Acanthamoeba castellanii as a model for unveiling Campylobacter jejuni host–pathogen dynamics

The persistence of the major enteric pathogen Campylobacter jejuni in the natural environment, despite being microaerophilic, remains unsolved. Its survival in the natural atmospheric environment likely stems from several factors, including interactions with amoebae. C. jejuni transiently interacts with Acanthamoeba, and this is thought to provide protection against unfavorable atmospheric conditions and subsequently prime the bacteria for interactions with warm-blooded hosts. Acanthamoeba play vital roles in microbial ecosystems by preying on bacterial species, some of which are clinically important. We analyzed the whole transcriptome of A. castellanii infected with C. jejuni 11168H. Our findings provide evidence that infection of A. castellanii with C. jejuni triggers distinct and reproducible cellular responses.
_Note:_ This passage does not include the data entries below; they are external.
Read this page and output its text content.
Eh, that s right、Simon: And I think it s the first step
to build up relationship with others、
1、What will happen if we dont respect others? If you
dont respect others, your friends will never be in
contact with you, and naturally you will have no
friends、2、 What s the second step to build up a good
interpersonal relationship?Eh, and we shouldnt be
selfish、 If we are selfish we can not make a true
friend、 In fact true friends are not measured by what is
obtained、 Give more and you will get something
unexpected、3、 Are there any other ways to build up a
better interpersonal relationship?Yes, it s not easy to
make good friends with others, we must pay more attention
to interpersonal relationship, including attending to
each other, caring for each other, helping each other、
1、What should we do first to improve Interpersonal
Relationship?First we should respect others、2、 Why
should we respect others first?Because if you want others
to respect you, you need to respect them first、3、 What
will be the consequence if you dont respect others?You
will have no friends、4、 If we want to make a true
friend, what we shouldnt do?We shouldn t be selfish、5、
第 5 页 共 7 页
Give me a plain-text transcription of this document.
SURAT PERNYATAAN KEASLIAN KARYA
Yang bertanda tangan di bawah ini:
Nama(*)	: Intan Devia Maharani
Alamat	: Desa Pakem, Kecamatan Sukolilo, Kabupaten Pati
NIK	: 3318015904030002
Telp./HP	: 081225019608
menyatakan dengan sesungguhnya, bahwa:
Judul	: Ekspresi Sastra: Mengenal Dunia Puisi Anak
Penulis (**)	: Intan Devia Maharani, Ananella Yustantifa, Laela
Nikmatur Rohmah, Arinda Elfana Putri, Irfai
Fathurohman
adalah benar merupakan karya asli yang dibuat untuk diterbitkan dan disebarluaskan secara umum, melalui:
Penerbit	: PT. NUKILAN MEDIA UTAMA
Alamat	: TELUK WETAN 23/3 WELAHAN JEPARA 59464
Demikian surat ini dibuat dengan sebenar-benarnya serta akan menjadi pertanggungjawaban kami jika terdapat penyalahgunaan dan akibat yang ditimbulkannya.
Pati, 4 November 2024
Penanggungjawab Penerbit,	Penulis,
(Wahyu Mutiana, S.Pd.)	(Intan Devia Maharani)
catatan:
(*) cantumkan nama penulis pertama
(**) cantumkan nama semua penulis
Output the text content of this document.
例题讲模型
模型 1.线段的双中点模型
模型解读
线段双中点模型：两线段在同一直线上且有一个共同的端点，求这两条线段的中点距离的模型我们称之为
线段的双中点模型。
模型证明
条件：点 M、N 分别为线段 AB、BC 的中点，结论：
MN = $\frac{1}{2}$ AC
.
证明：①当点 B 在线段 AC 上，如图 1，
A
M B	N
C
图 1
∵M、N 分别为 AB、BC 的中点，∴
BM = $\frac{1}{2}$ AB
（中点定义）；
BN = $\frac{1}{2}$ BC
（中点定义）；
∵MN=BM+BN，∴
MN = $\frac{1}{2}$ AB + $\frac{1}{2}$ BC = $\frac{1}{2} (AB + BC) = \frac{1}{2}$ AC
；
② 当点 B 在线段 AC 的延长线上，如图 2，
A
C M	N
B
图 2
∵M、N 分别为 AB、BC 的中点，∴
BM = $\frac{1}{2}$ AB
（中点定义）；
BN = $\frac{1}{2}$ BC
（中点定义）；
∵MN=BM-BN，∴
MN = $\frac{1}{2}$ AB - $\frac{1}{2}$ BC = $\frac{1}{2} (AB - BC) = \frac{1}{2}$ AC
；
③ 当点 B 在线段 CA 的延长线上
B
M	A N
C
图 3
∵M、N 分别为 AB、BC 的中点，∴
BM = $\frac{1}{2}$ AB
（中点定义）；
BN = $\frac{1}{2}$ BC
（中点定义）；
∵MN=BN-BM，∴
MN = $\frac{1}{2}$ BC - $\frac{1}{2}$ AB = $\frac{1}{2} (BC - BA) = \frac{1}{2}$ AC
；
Upregulated genes were associated with protein synthesis, DNA damage and repair, gluconeogenic pathways, and protein folding and targeting, while downregulated genes were involved in calcium ion transport, osmotic stress response, energy reserve metabolic processes, and protein hydroxylation. From these data, we characterized Cj0979c, named here C. jejuni endonuclease (CjeN), which induces DNA damage in A. castellanii. High-resolution microscopy revealed an unexpected association between C. jejuni and host mitochondria, while infected cells show elevated cytosolic calcium levels and metabolic changes favoring “Warburg-like” metabolism. A. castellanii cells showed increased lactate production, which was subsequently depleted, suggesting that this host metabolic by-product may support C. jejuni survival. These findings identify an unexpected interaction between amoebae and a microaerophilic bacterium and provides a useful model for further research on host–pathogen interactions.